Helios 44-2 M42 58mm F2.0
This lens was made in USSR and is known to be a good taking lens for anamorphic video.
Minolta MD Rokkor-X 50mm f1.4
This was the standard lens on Minolta SLRs. This particular copy came with a Minolta XD-11 from the early 1980s.
Minolta MD Rokkor-X MC PF f2.0
This was the standard lens on Minolta SLRs. This particular copy came with a Minolta SRT-201 from the late 1970s and has had a particularly tough life. It has regularly seen the extreme heat of fire scenes and has been, quite literally, frozen in a sheet of ice that was built up on front of my late father’s firefighter bunker jacket during a house fire that was fought in temperatures of -30 degrees F. The lens front element at times was superheated from the flames while the rear element and camera body were in ice.

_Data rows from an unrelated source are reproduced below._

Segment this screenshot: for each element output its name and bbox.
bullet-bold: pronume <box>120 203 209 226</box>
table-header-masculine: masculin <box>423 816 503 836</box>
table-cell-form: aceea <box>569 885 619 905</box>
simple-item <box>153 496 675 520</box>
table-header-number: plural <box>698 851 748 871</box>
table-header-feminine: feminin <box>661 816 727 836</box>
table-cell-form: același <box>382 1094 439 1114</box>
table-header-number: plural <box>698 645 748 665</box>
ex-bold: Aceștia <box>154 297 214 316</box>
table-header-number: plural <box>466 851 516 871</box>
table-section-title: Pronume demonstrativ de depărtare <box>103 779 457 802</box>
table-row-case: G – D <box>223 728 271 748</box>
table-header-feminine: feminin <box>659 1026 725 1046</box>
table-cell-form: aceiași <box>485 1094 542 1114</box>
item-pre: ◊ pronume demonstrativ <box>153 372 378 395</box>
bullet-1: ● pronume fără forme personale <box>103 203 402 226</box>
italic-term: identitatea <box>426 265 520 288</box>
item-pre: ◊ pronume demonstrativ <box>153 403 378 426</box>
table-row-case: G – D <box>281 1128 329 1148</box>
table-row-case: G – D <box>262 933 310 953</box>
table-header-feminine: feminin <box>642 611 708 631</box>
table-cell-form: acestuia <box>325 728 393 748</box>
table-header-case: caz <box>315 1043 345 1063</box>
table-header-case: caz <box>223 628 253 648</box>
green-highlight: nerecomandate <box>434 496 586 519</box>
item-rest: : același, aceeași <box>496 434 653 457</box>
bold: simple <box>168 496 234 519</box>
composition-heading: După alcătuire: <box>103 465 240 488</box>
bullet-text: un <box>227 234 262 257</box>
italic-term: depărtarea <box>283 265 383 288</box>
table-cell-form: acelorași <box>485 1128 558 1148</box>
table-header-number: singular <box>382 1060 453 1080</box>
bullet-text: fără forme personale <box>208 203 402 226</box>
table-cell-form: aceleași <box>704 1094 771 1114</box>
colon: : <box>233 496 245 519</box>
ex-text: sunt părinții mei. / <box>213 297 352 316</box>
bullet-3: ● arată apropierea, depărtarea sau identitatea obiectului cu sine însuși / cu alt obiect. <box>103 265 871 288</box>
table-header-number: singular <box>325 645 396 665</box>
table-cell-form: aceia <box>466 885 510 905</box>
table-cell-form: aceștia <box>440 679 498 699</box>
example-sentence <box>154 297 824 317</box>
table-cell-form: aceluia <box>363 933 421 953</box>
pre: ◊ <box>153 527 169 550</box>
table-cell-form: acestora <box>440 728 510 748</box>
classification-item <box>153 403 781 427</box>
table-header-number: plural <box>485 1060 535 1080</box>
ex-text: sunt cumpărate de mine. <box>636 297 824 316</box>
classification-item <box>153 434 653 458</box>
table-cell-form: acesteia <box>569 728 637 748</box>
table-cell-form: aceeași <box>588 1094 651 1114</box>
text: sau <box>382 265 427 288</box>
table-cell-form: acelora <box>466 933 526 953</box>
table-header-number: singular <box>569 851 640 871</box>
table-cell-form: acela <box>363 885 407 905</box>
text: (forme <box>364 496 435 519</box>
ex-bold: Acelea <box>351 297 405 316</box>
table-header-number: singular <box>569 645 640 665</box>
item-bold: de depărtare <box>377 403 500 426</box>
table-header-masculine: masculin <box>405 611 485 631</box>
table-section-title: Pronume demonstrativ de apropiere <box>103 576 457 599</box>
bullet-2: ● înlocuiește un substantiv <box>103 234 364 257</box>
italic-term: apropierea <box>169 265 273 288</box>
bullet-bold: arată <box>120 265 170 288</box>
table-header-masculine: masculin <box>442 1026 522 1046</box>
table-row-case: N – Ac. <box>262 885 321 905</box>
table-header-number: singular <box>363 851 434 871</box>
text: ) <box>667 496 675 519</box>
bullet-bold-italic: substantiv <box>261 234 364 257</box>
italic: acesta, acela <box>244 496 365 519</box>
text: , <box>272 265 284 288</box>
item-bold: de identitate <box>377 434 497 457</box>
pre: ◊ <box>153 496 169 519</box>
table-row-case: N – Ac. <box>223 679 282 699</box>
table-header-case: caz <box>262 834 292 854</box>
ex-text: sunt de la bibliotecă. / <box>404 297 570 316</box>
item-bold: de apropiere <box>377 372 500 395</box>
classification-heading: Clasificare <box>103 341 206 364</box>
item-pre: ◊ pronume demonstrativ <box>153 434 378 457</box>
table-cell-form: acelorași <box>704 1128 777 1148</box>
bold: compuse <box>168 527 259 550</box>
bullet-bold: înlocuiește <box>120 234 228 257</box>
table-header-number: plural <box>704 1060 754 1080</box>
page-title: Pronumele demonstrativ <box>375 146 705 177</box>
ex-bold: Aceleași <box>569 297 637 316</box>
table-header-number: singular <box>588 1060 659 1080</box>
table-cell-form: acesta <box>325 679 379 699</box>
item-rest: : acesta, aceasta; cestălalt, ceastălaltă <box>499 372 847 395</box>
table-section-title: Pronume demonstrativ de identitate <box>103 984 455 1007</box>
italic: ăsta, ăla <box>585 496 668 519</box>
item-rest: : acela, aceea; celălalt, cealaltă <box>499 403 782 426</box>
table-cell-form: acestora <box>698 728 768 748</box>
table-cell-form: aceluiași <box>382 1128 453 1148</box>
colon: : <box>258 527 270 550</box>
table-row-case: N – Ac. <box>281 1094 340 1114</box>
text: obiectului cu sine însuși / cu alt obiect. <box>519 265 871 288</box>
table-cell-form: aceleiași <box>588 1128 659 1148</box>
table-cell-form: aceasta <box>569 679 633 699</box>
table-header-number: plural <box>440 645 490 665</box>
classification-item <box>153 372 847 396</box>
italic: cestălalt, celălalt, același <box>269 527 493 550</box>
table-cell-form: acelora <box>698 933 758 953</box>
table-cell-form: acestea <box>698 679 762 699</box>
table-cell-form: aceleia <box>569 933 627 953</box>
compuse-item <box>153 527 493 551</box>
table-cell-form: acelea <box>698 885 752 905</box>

Nikon G Nikkor AF-S DX 18-200mm Zoom @ 35mm ~f4.0
This is the lens that sits on my Nikon D200. It is an APS-C lens, so the Sony A7 was set to crop the image for APC glass and I zoomed the lens itself to 35mm to approximate 50mm.
Nikon F Nikkor 43-86mm Zoom @ 50mm f3.5
This lens is a light flare classic that I specifically purchased to capture light flare. The close focus shots are indeed out-of-focus because my tripod distance (set for the Voigtlander) was too close for this lens. It has a rather long close-focus distance. Also at f3.5, interestingly, it was really difficult to focus using focus peaking in the viewfinder. This lens is definitely of the focus-by-feel variety.
Olympus OM Zuiko 35-70mm Zoom @ 50mm f3.6
This lens I picked up in Chicago. It is a two-touch zoom and the fastest Olympus zoom of the era.
Olympus OM Zuiko MC 50mm f1.4
This was the standard lens on Olympus manual-focus SLRs.
Sony E OSS 18-55mm Zoom @ 35mm f4.5
This is the kit lens for a Sony NEX-5. It is an APS-C lens, so I zoomed the lens to 35mm to approximate 50mm. In addition, I manual focused the lens in the same manner as all of the other lenses so that it was focused on the same point.
Voigtlander M Nokton classic 40mm f1.4
This is a compact lens designed for the Leica M-series rangefinder cameras. The focal length matches that of the standard lens of the Minolta CLE rangefinder.
2 Replies to “Wide Open Lenses on a Sony A7”
How great to see these classic lenses side by side. Thanks for sharing.